When homeowners don't pay their property taxes, the overdue amount becomes a lien on the property. A lien effectively makes the property act as collateral for the debt. All states have laws that allow the local government to sell a home through a tax sale process to collect delinquent taxes.
Accordingly, if you're a homeowner in Virginia and you're delinquent in paying your property taxes, you could potentially lose your home to a tax sale after a judicial process (basically, a tax foreclosure). Fortunately, a tax sale usually only happens if you don't respond to notice from the tax collector about getting caught up. But if you let the tax sale go through, you'll lose ownership of your property.
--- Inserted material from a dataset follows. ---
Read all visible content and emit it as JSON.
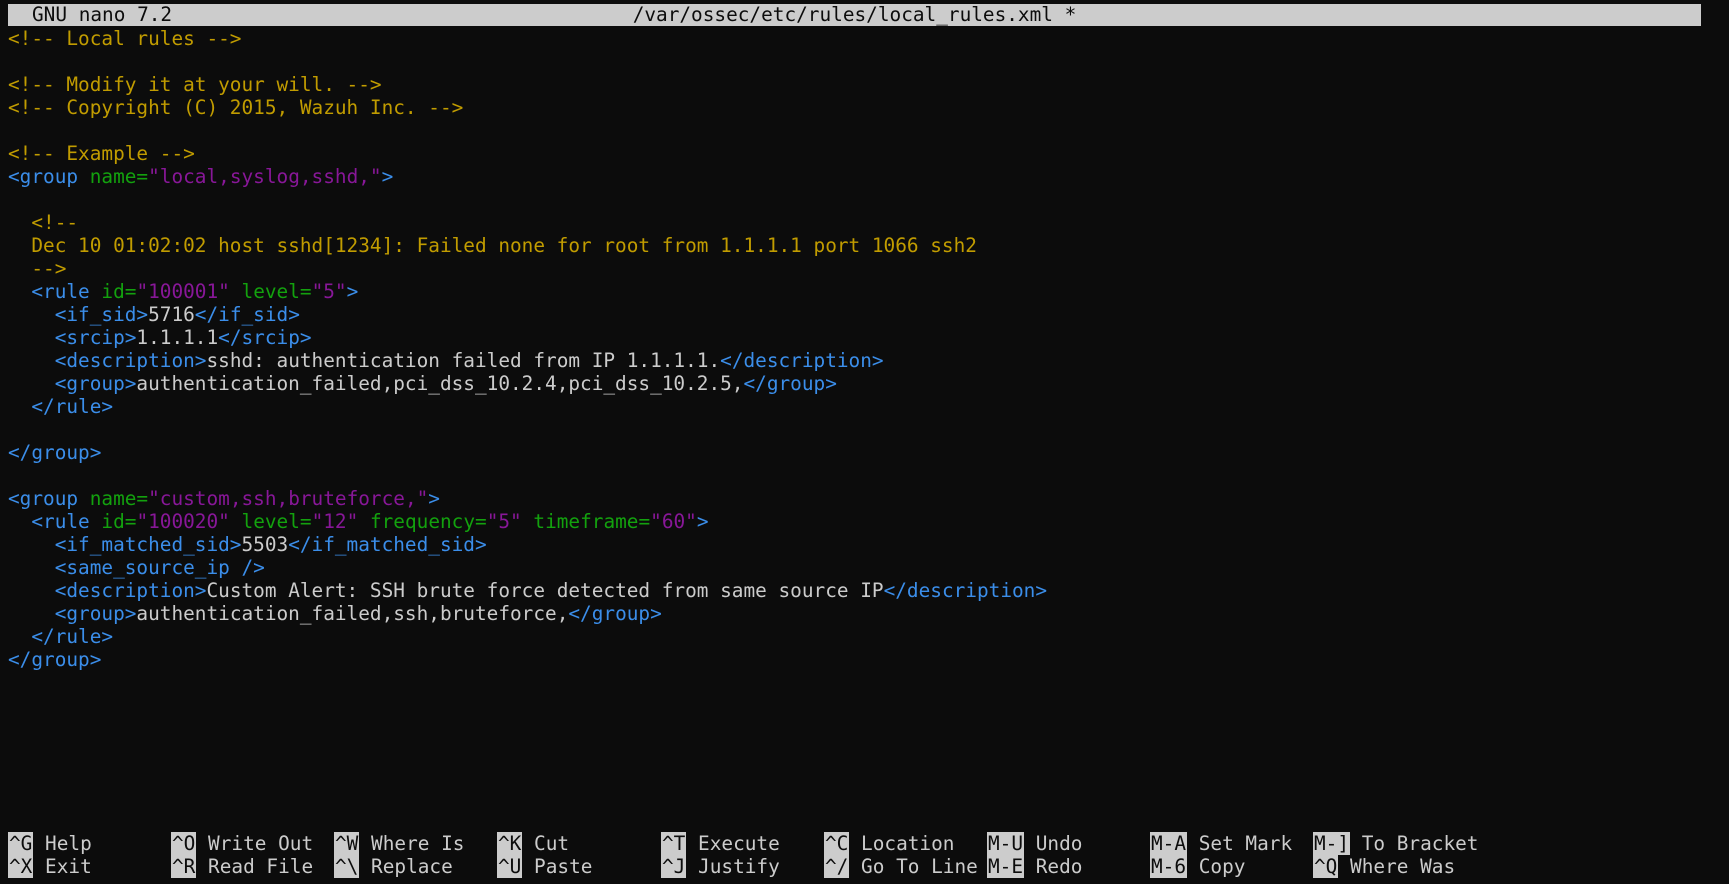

In most cases in Virginia, if your property taxes are delinquent on December 31 following the second anniversary of the due date, the locality can start a foreclosure on your home by filing a lawsuit in court seeking permission to sell the property. (Va. Code Ann. § 58.1-3965). (The foreclosure can start on the first anniversary of when the taxes became due for some properties, like condemned structures, derelict buildings, or properties that are declared blighted.)
If you don't take steps to stop the sale—either by providing a valid defense or by getting caught up on the delinquent amounts—the court will issue a judgment. Then, your home will be sold, typically at a public auction. (Va. Code Ann. § 58.1-3969). If no one bids on the property, the county, city, or town can purchase it at the sale. (Va. Code Ann. § 58.1-3970).
After the sale, the new owner will get a deed (title) to your home, and you'll lose ownership permanently. (Va. Code Ann. § 58.1-3965).
At least 30 days before starting the lawsuit, the tax collector must send you (the property owner) a notice. The notice must also be published in a newspaper at least 30 days before the foreclosure. (Va. Code Ann. § 58.1-3965).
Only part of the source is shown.